Transforming your organisation means not only growing it, but also challenging its deep-seated assumptions.
For example, in SaaS this might mean re-thinking how you structure your pricing plans. Would customers be convinced to upgrade to higher-tier plans because they see more value in advanced features you offer (and should you thus structure your plans as in the image below)?
Alternatively, you could test giving all features to everyone, regardless of the plan they’re on – then limit the volume of their usage instead. That way, every customer is able to experience the full benefits of the platform, and is more likely to use and engage with it, increasing their usage and subscription level:
(Or could you try and strike a balance between the two, or abandon the whole idea completely and simply charge a flat $99 fee the same way Basecamp does?)
Ultimately you need to maintain a healthy risk profile that’s appropriate for your organisation and its testing maturity.
This means not only iterating your existing test ideas (= safer tests), but also testing completely new concepts and experimenting with radical changes. If you’re not nervous about even just a small percentage of your experiments – then you’re not being radical enough, and you risk not answering important strategic questions about your business and your customers.
Ultimately, in order to transform the organisation the research/data science team needs to align everyone on making data-based decisions. This means no more sitting together as a closed group that simply sends reports to the C-suite once a month, but becoming the core link between the C-suite and the business’s customers. This comes back to the point raised above: the impact in the form of new knowledge needs to be shared with the organisation. Humans are hardwired for stories, not processing long spreadsheets. This is why storytelling backed by data – what we call insight narratives – is the most effective way to keep the data pumping through the veins of your organisation and aligning everyone on the same vision.

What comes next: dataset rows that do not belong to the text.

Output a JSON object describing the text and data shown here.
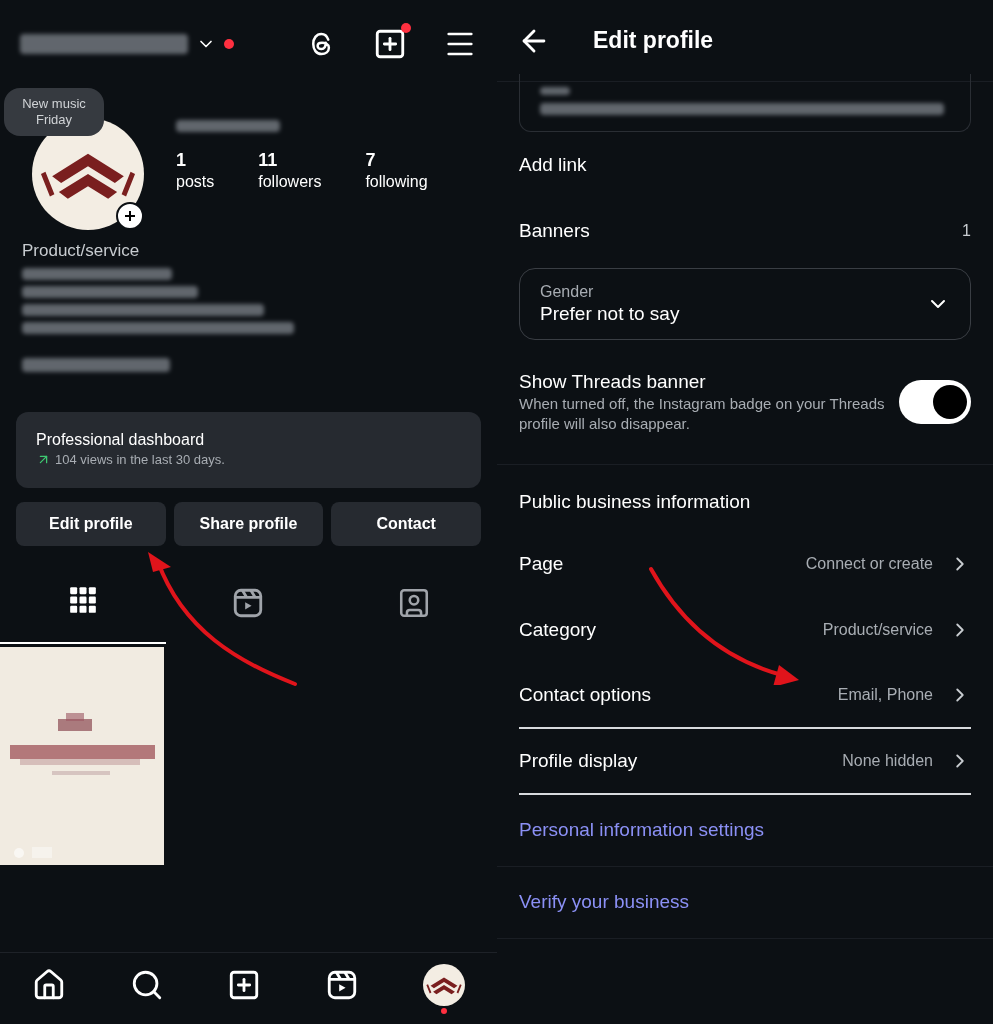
{
  "profile_screen": {
    "header": {
      "account_notification": true,
      "create_notification": true
    },
    "story_bubble": "New music Friday",
    "stats": [
      {
        "value": "1",
        "label": "posts"
      },
      {
        "value": "11",
        "label": "followers"
      },
      {
        "value": "7",
        "label": "following"
      }
    ],
    "category": "Product/service",
    "dashboard": {
      "title": "Professional dashboard",
      "subtitle": "104 views in the last 30 days."
    },
    "buttons": [
      "Edit profile",
      "Share profile",
      "Contact"
    ],
    "content_tabs": [
      {
        "kind": "grid",
        "selected": true
      },
      {
        "kind": "reels",
        "selected": false
      },
      {
        "kind": "tagged",
        "selected": false
      }
    ],
    "posts": [
      {
        "kind": "picture"
      }
    ],
    "bottom_nav": [
      {
        "kind": "home",
        "notification": false
      },
      {
        "kind": "search",
        "notification": false
      },
      {
        "kind": "create",
        "notification": false
      },
      {
        "kind": "reels",
        "notification": false
      },
      {
        "kind": "profile",
        "notification": true
      }
    ]
  },
  "edit_profile_screen": {
    "title": "Edit profile",
    "rows": [
      {
        "label": "Add link"
      },
      {
        "label": "Banners",
        "value": "1"
      }
    ],
    "gender": {
      "label": "Gender",
      "value": "Prefer not to say"
    },
    "threads_banner": {
      "title": "Show Threads banner",
      "description": "When turned off, the Instagram badge on your Threads profile will also disappear.",
      "on": true
    },
    "section_title": "Public business information",
    "business_rows": [
      {
        "label": "Page",
        "value": "Connect or create",
        "divider_below": false
      },
      {
        "label": "Category",
        "value": "Product/service",
        "divider_below": false
      },
      {
        "label": "Contact options",
        "value": "Email, Phone",
        "divider_below": true
      },
      {
        "label": "Profile display",
        "value": "None hidden",
        "divider_below": true
      }
    ],
    "links": [
      {
        "label": "Personal information settings"
      },
      {
        "label": "Verify your business"
      }
    ]
  }
}
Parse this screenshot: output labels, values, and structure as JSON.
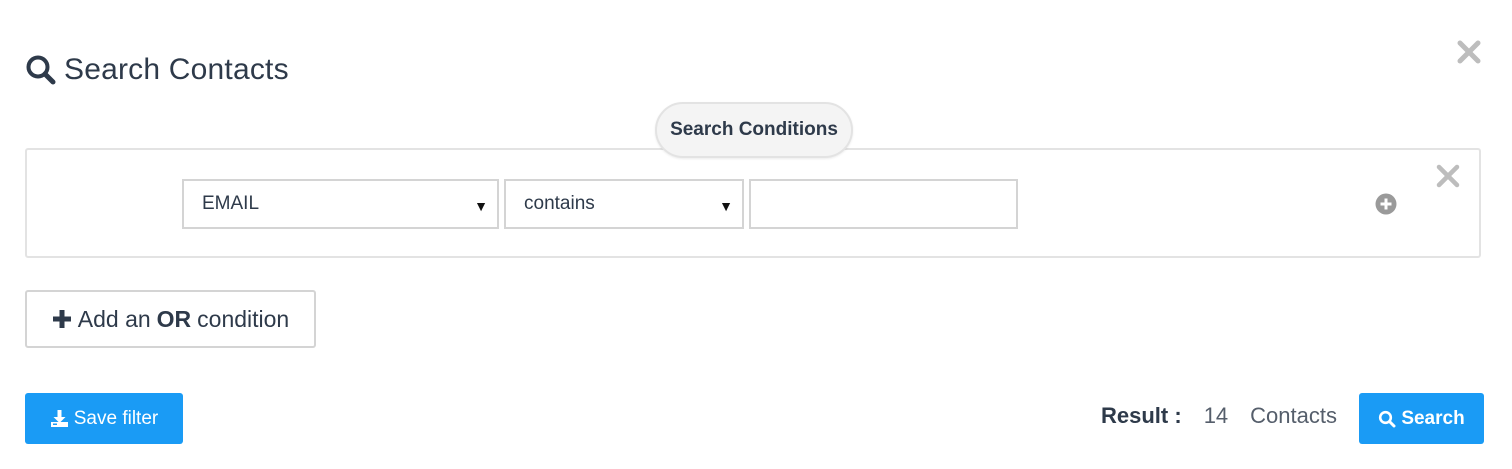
{
  "dialog": {
    "title": "Search Contacts",
    "title_icon": "search-icon",
    "close_icon": "close-icon"
  },
  "conditions": {
    "heading": "Search Conditions",
    "rows": [
      {
        "field": "EMAIL",
        "operator": "contains",
        "value": "",
        "add_icon": "plus-circle-icon",
        "remove_icon": "close-icon"
      }
    ]
  },
  "or_button": {
    "prefix": "Add an",
    "emphasis": "OR",
    "suffix": "condition",
    "icon": "plus-icon"
  },
  "footer": {
    "save_label": "Save filter",
    "save_icon": "download-icon",
    "result_label": "Result :",
    "result_count": "14",
    "result_unit": "Contacts",
    "search_label": "Search",
    "search_icon": "search-icon"
  },
  "colors": {
    "primary": "#1a9bf5",
    "text": "#2e3a4a",
    "border": "#d4d4d4",
    "muted_icon": "#b5b5b5"
  }
}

Avinash Kaushik put it brilliantly (when he was interviewed at SES conference):
We need to take some of the dryness and connect it to real life when we present data. So, when people ask me what the metric bounce rate is, I very rarely say that it’s the percent of sessions with single pageviews. That does not communicate what they are! What I say is, they represent – from a customer perspective – an experience that is, “I came, I puked, I left”. You are never gonna forget that! You are never gonna forget that definition because of the way it was articulated.
I found that after years of trying to convince people, I’ve tried to get data to connect to real life. When a newspaper company wrote an email campaign and I analysed it later, I basically said, “You had the 13 million one night stands with customers because you created no visitor loyalty”. Again, that was a way to make this data very REAL to them. Everyone knows what a one night stand is, and most of them were not great.
Digital Marketing Evangelist at Google
As you can see, there are clear differences between tactical and strategic optimisation programs.
It’s not to say that individual tactics won’t work – they can and do – but without a broader strategy to unite them, they’ll be limited in reach and impact. Sun Tzu, a Chinese military strategist, knew that the problem was not with the tactics themselves, but with the overall approach:
“Strategy without tactics is the slowest route to victory. Tactics without strategy is the noise before defeat.”
With an effective strategy in place, it won’t just provide a framework for testing – it’ll allow you to test deep-seated assumptions in your organisation.
And by doing that, you’ll be giving your organisation a significant competitive advantage. While most companies are stuck testing granular changes to their websites, you’ll be testing changes that can radically shift your ability to acquire, convert and monetise traffic.